What is ADFS and how it works?

Active Directory Federation Services, or commonly known as ADFS, is a solution from Microsoft to provide Single Sign On and web based authentication to systems and applications between organizations with unique or multiple domains.

ADFS uses the claims-based access control authorization model in order to ensure the application level security and federation identity, which is implemented between two organizations by establishing a trust between two security zones or scopes.

Two federation servers are required, one for users accounting and authentication (mainly with Active Directory Domain Services) to identify them and another for resources authorization and user access validation.
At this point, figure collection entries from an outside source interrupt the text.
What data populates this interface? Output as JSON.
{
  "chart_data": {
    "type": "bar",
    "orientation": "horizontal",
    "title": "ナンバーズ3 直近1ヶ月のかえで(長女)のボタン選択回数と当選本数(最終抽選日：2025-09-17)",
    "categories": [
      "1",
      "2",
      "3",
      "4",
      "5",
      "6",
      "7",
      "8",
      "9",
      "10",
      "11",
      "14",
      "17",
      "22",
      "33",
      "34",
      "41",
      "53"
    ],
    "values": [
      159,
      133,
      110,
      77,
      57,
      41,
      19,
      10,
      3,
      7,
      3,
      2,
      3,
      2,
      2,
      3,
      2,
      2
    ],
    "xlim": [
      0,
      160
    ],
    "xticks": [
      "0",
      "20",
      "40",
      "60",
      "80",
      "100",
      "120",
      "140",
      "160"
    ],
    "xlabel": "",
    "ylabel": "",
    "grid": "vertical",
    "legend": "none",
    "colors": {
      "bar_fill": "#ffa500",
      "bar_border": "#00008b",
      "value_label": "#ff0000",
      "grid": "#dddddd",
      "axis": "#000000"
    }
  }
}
This architecture allows a user that belongs to another security scope or realm to control their access directly without sharing databases or passwords between them.

ADFS is designed to communicate over HTTPS in order to validate the user with a given user name and password, then, if this is valid then the service returns an unique token that can be used by third-parties applications.
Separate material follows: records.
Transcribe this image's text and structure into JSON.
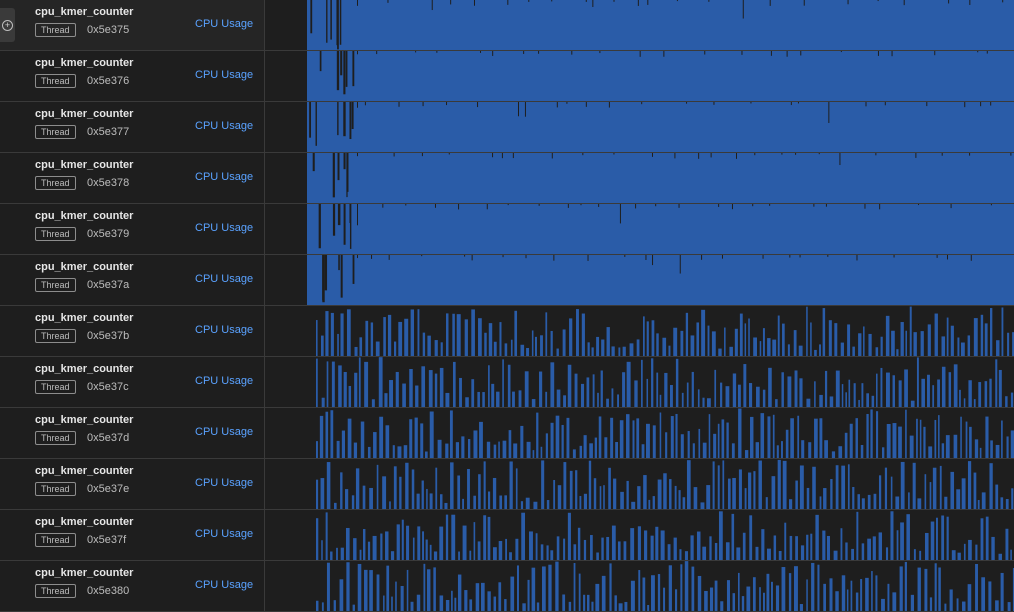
{
  "colors": {
    "usage": "#2a5ca8",
    "background": "#1e1e1e",
    "link": "#5aa2ff"
  },
  "expand_icon": "plus-circle-icon",
  "threads": [
    {
      "process": "cpu_kmer_counter",
      "kind": "Thread",
      "tid": "0x5e375",
      "metric": "CPU Usage",
      "pattern": "solid",
      "selected": true
    },
    {
      "process": "cpu_kmer_counter",
      "kind": "Thread",
      "tid": "0x5e376",
      "metric": "CPU Usage",
      "pattern": "solid",
      "selected": false
    },
    {
      "process": "cpu_kmer_counter",
      "kind": "Thread",
      "tid": "0x5e377",
      "metric": "CPU Usage",
      "pattern": "solid",
      "selected": false
    },
    {
      "process": "cpu_kmer_counter",
      "kind": "Thread",
      "tid": "0x5e378",
      "metric": "CPU Usage",
      "pattern": "solid",
      "selected": false
    },
    {
      "process": "cpu_kmer_counter",
      "kind": "Thread",
      "tid": "0x5e379",
      "metric": "CPU Usage",
      "pattern": "solid",
      "selected": false
    },
    {
      "process": "cpu_kmer_counter",
      "kind": "Thread",
      "tid": "0x5e37a",
      "metric": "CPU Usage",
      "pattern": "solid",
      "selected": false
    },
    {
      "process": "cpu_kmer_counter",
      "kind": "Thread",
      "tid": "0x5e37b",
      "metric": "CPU Usage",
      "pattern": "sparse",
      "selected": false
    },
    {
      "process": "cpu_kmer_counter",
      "kind": "Thread",
      "tid": "0x5e37c",
      "metric": "CPU Usage",
      "pattern": "sparse",
      "selected": false
    },
    {
      "process": "cpu_kmer_counter",
      "kind": "Thread",
      "tid": "0x5e37d",
      "metric": "CPU Usage",
      "pattern": "sparse",
      "selected": false
    },
    {
      "process": "cpu_kmer_counter",
      "kind": "Thread",
      "tid": "0x5e37e",
      "metric": "CPU Usage",
      "pattern": "sparse",
      "selected": false
    },
    {
      "process": "cpu_kmer_counter",
      "kind": "Thread",
      "tid": "0x5e37f",
      "metric": "CPU Usage",
      "pattern": "sparse",
      "selected": false
    },
    {
      "process": "cpu_kmer_counter",
      "kind": "Thread",
      "tid": "0x5e380",
      "metric": "CPU Usage",
      "pattern": "sparse",
      "selected": false
    }
  ]
}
When a certain user attempts to access to an application in one site, then it redirects the login petition from the user to the main site ADFS proxy in a form of username and password and then returns a token that will be used by the application to control the user accesses.
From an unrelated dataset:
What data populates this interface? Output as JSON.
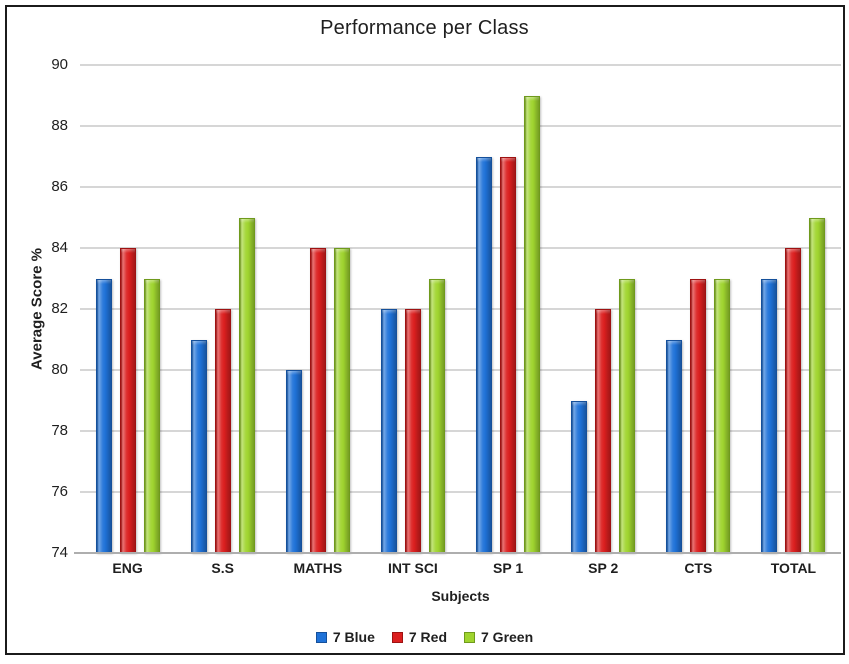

The problem of that environment is the single point of failure and the lack of scalability once the organization grows.

ADFS scalable environment

In order to provide high availability, load balancing and automatic disaster recovery of ADFS services, we’re proposing an environment like it’s shown below.

This approach is implementing load balancing and high availability for in-site services, but it can be built as an inter-site architecture which also provides automated disaster recovery for geo-located ADFS services.

ADFS load balancing configuration

Creating a simple load balancing virtual service with LSLB | L4xNAT farm will allow to load balance the HTTPS requests as raw TCP connections.

In the Services tab, select the dispatcher algorithm selected and configure the ADFS proxies in the backends section.

Finally, configure the advanced health checks for ADFSv2:

./check_http --sni -H fs.mydomain.com -IHOST -u /adfs/ls/idpinitiatedsignon.aspx -e 200 -S -s html 

for ADFSv3:

./check_http --sni -H fs.mydomain.com -IHOST -u /adfs/ls/idpinitiatedsignon.htm -e 200 -S -s html 

Note: In the health checks commands, change your ADFS domain.

ADFS in high availability and automated disaster recovery configuration

As Zevenet clustering solution replicates all the connections and sessions in real time, building a cluster the clients can transparently switched from one node to another without disruption. The cluster service provides high availability at application delivery layer but also an automatic disaster recovery abilities that can be configured easily through the section System | Cluster.

ADFS enhanced security

Zevenet Intrusion Prevention and Detection System adds an additional security layer to the ADFS services, so we can ensure that the connection requests from our sites are trusted.

In addition, SSLoffload for ADFS will be available soon so the complete security layer could be delivered by Zevenet by loading the SSL certificate in a LSLB | HTTP farm with HTTPS listener.